Hair braiding certification courses prepare students for state cosmetology licensing exams. Hair braiding can either be found as a topic in basic and advanced hair styling courses or in a course of its own. In such courses, students learn about weaving or intertwining the hair in a variety of styles, including cornrows, locks (or locs), twists, knots, and single braids. Other topics of study can include scalp care, sanitation and professional procedures.

Cosmetologists in the United States are required to be licensed. To enter a licensure program, aspiring cosmologists usually need to meet the following basic requirements: be at least 16 years old, hold a high school diploma or GED, graduate from a state-licensed cosmetology school.

Cosmetology licensure exam preparation programs typically consist of a mixture of classroom and hands on training. For cosmetologists focusing on hair braiding, licensure requirements vary by state. Here is some information for several states.


In Florida, hair braiders take a 2-day course consisting of 16 hours of training in sanitation, sterilization, scalp disorders, HIV/AIDS and hair braiding laws.
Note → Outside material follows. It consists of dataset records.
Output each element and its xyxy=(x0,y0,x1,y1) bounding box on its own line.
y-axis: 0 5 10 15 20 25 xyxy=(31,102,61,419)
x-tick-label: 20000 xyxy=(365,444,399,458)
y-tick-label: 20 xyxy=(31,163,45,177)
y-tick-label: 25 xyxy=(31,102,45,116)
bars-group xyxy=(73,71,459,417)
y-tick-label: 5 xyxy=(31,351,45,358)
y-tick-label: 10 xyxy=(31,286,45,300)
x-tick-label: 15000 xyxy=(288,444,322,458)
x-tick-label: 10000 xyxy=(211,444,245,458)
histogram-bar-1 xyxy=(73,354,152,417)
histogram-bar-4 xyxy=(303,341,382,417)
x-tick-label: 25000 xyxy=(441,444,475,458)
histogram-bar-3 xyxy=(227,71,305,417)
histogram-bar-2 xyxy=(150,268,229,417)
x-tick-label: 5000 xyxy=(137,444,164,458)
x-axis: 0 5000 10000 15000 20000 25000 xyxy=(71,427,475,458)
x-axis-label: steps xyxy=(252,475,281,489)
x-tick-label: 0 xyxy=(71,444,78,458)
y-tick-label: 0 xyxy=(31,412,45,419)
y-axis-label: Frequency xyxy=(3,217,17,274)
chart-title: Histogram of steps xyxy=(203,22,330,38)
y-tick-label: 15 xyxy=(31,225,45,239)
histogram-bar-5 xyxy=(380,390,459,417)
After completing the 2-day course, hair braiders must then register with the Department of Business and Professional Regulation and pay an application fee. While waiting for their registration to be issued, hair braiders can begin working legally. Hair braiders must renew their licenses every two years by completing 16 hours of continuing education units.
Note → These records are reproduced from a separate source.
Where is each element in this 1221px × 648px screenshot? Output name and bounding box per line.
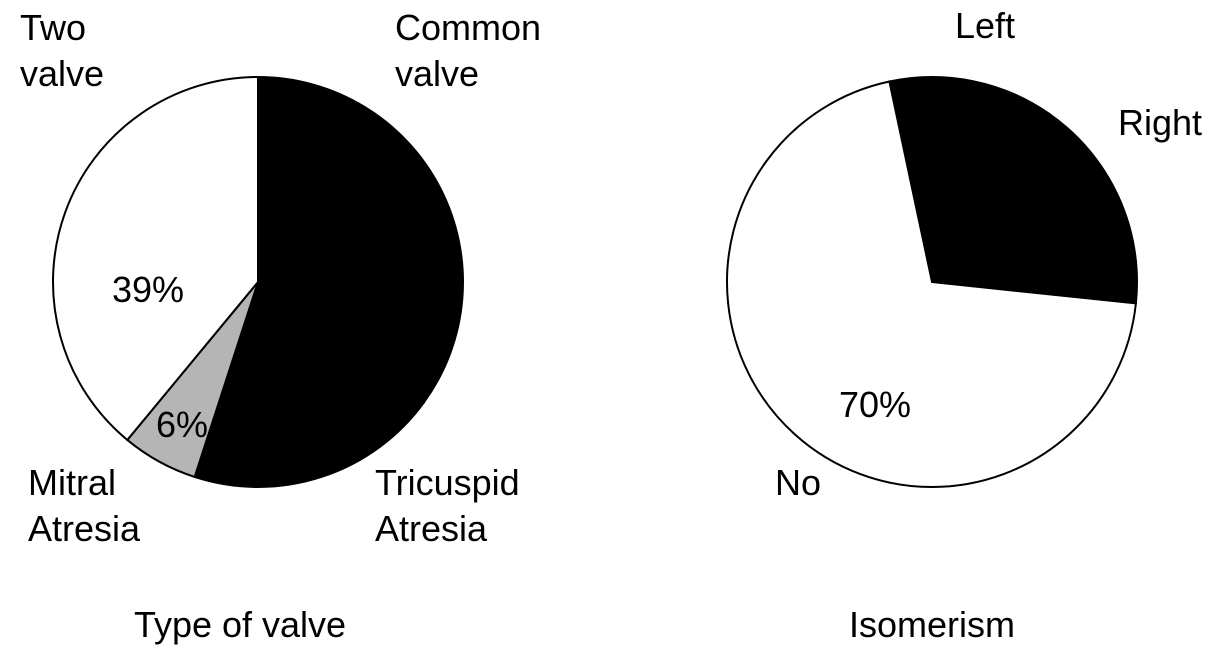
category-label: Mitral Atresia: [28, 462, 141, 549]
pie-slice: [193, 280, 426, 488]
pie-slice: [257, 75, 464, 404]
value-label: 39%: [112, 269, 184, 310]
pie-slice: [930, 112, 1138, 305]
category-label: Right: [1118, 102, 1202, 143]
pie-slice: [52, 75, 259, 442]
value-label: 35%: [334, 199, 406, 240]
chart-title: Isomerism: [849, 604, 1015, 645]
category-label: Tricuspid Atresia: [375, 462, 520, 549]
pie-slice: [888, 76, 1051, 285]
value-label: 20%: [279, 404, 351, 445]
chart-title: Type of valve: [134, 604, 346, 645]
category-label: Left: [955, 5, 1015, 46]
category-label: No: [775, 462, 821, 503]
value-label: 13%: [914, 107, 986, 148]
category-label: Two valve: [20, 7, 104, 94]
value-label: 70%: [839, 384, 911, 425]
value-label: 6%: [156, 404, 208, 445]
pie-slice: [726, 80, 1137, 488]
value-label: 17%: [1029, 169, 1101, 210]
category-label: Common valve: [395, 7, 541, 94]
The Minnesota Board of Barber and Cosmetologist Examiners requires hair braiders to complete 30 hours of training in the areas of health, sanitation and safety. Specific topics covered include virus and bacteria reproduction, sterilization, blood-borne pathogens, proper sanitation and decontamination. Students are supervised by an instructor and are assigned hands-on exercises in sanitation. License renewal for hair braiders in Minnesota is every three years.

Wisconsin, California and Mississippi

Some states don't license or regulate hair braiding. Wisconsin, for example, does not offer a hair braiding curriculum, and California does not regulate hair braiders. Up until 2004, hair braiding was not part of the cosmetology curriculum in Mississippi, and anyone wanting to work as a hair braider had to complete the cosmetology education required for licensing, even though hair braiding was not part of the curriculum, according to the Institute for Justice. In 2005, after a lawsuit was filed against the state, aspiring hair braiders became able to gain licenses by paying a licensing fee to the Board of Health and taking a test on sanitation and health guidelines.

Continuing Education

In order to maintain licensure, cosmetologists must periodically fulfill continuing education requirements by completing courses and/or workshops. Some continuing education offerings are available in hair braiding. Alternatively, hair braiding specialists may chose to expand their expertise in other areas by taking courses such as pinning hair for special occasions, haircutting with compression techniques and hair coloring trends.

To recap, in order to become a professional cosmetologist focusing on hair braiding, certain licensure requirements must be met depending on the state.